Antoine Bertrand, qui incarne l'avocat du protagoniste, est en accord avec son réalisateur. « Tout le monde est un peu tragi-comique là-dedans. Il n'est pas uniquement utilisé comme comic relief, je pense qu'il sert aussi à faire avancer l'histoire. Ce que j'ai aimé dans la façon que Ken nous a dirigés, c'est que ce n'était pas la comédie à tout prix, c'était la vérité à tout prix. Ce qui était drôle était drôle, ce qui est touchant est touchant, et en même temps, mon personnage est drôle, c'est sûr, de voir un père qui veut étriper ses enfants. Mais en même temps, quand tu le vois en cour, déballer sa petite banderole que ses enfants ont fait pour lui souhaiter bonne chance, c'est touchant. Une journée tu les détestes et l'autre tu ferait tout pour eux autres. »
« Moi et Ken, on avait la même vision du personnage. En audition, je lui ai proposé quelque chose de très très low profile au niveau de l'énergie, moi qui est un cheval fou d'habitude, mais pour ça j'ai été complètement dans la retenue. On était sur la même longueur d'onde. » Comment est-il comme directeur d'acteur? « Ça manière de diriger ressemble beaucoup à sa personnalité. Quand tu le rencontres, quand tu jases avec, tu le soupçonnes d'être un peu gêné, d'être très sensible, mais, une fois qu'il est apprivoisé, il est super drôle. Le film est à son image aussi. »
« Ça fait du bien aussi de voir des hommes qui prennent leurs responsabilités au cinéma. Avant, il y en avait moins... Le parcours de David dans le film est assez fidèle à ce qui se passe présentement au Québec; on passe de l'homme qui est l'éternel adolescent, qui dompe toutes les responsabilités dans la cour de la fille, à l'homme qui veut être une partie intégrante de la vie de ses enfants, qui veut être impliqué, présent.
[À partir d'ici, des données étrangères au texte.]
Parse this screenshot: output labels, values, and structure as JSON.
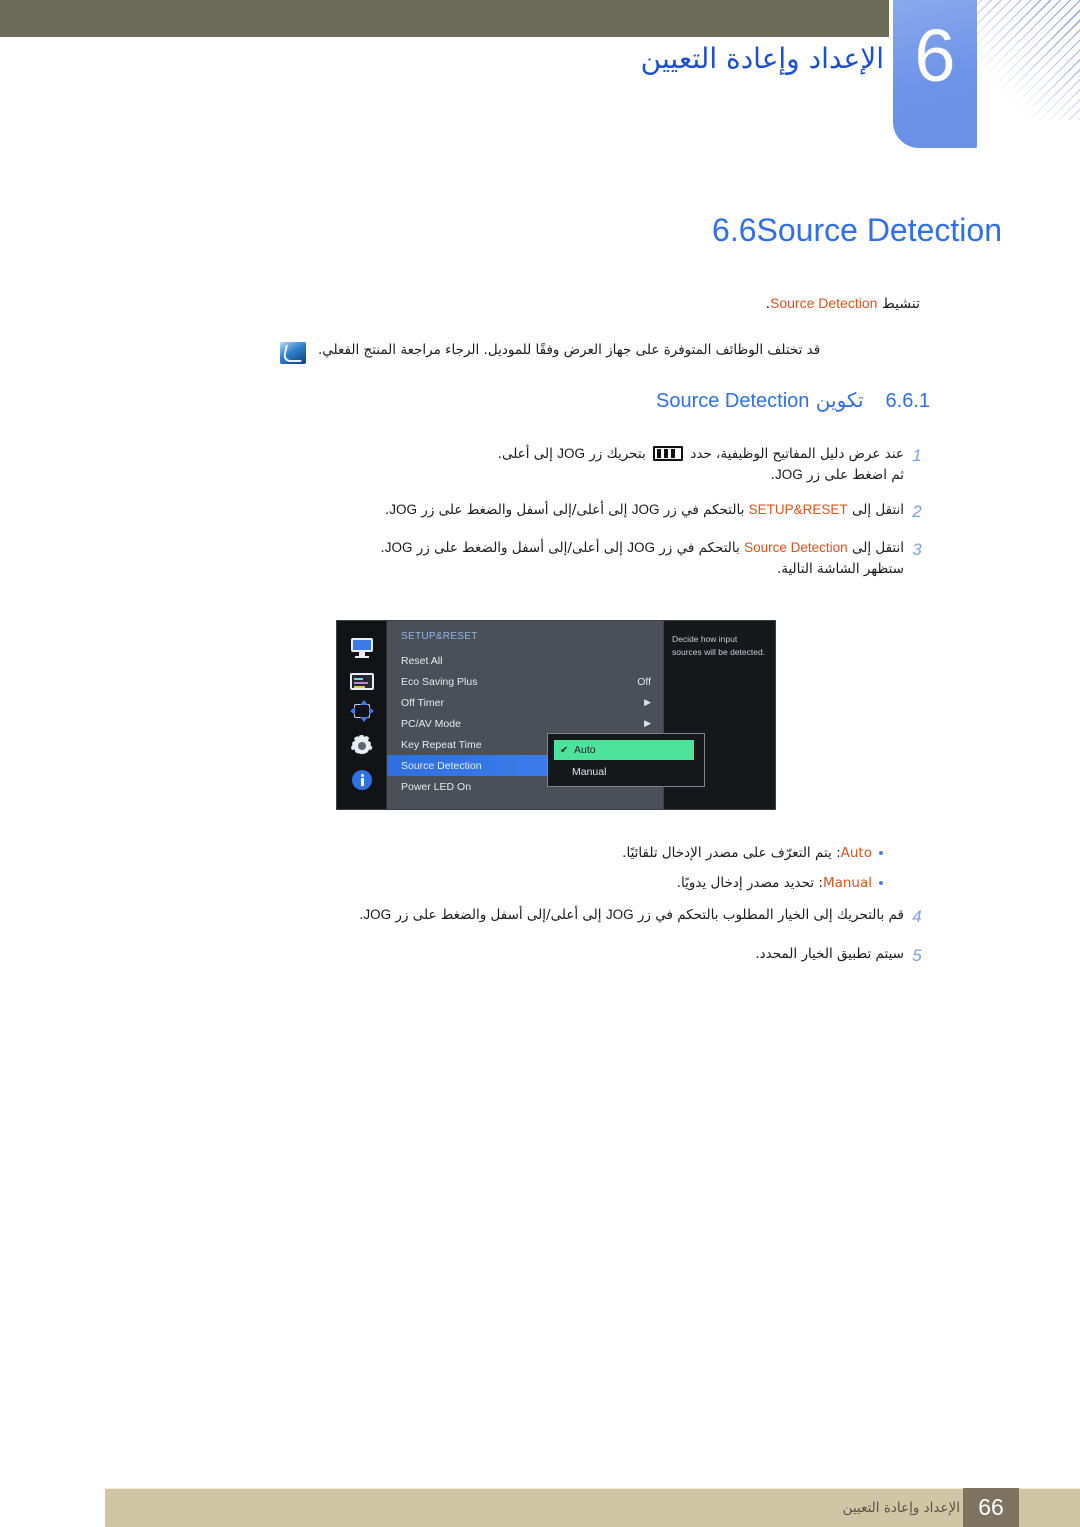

Les pères manquants, fils manqués, c'est fini ça. »
Il y avait beaucoup d'expérience côté humour sur le plateau. « Ce qui est l'fun avec du monde qui a travaillé en comédie, c'est que personne s'obstine sur le timing des affaires. Le timing comique, c'est universel, il y a des règles de base. Quand c'est drôle, c'est drôle. Si tu attends une seconde de plus, ce n'est plus drôle. Donc, l'expérience de tout le monde était vraiment utile sur le plateau. »
Quelle différence pour toi de travailler sur un plateau de cinéma plutôt qu'au théâtre ou à la télévision? « Euh... les cachets? Tout le glam. Le grand écran, il y a un petit « humpf » de plus! On a plus de temps pour tout mettre en place.»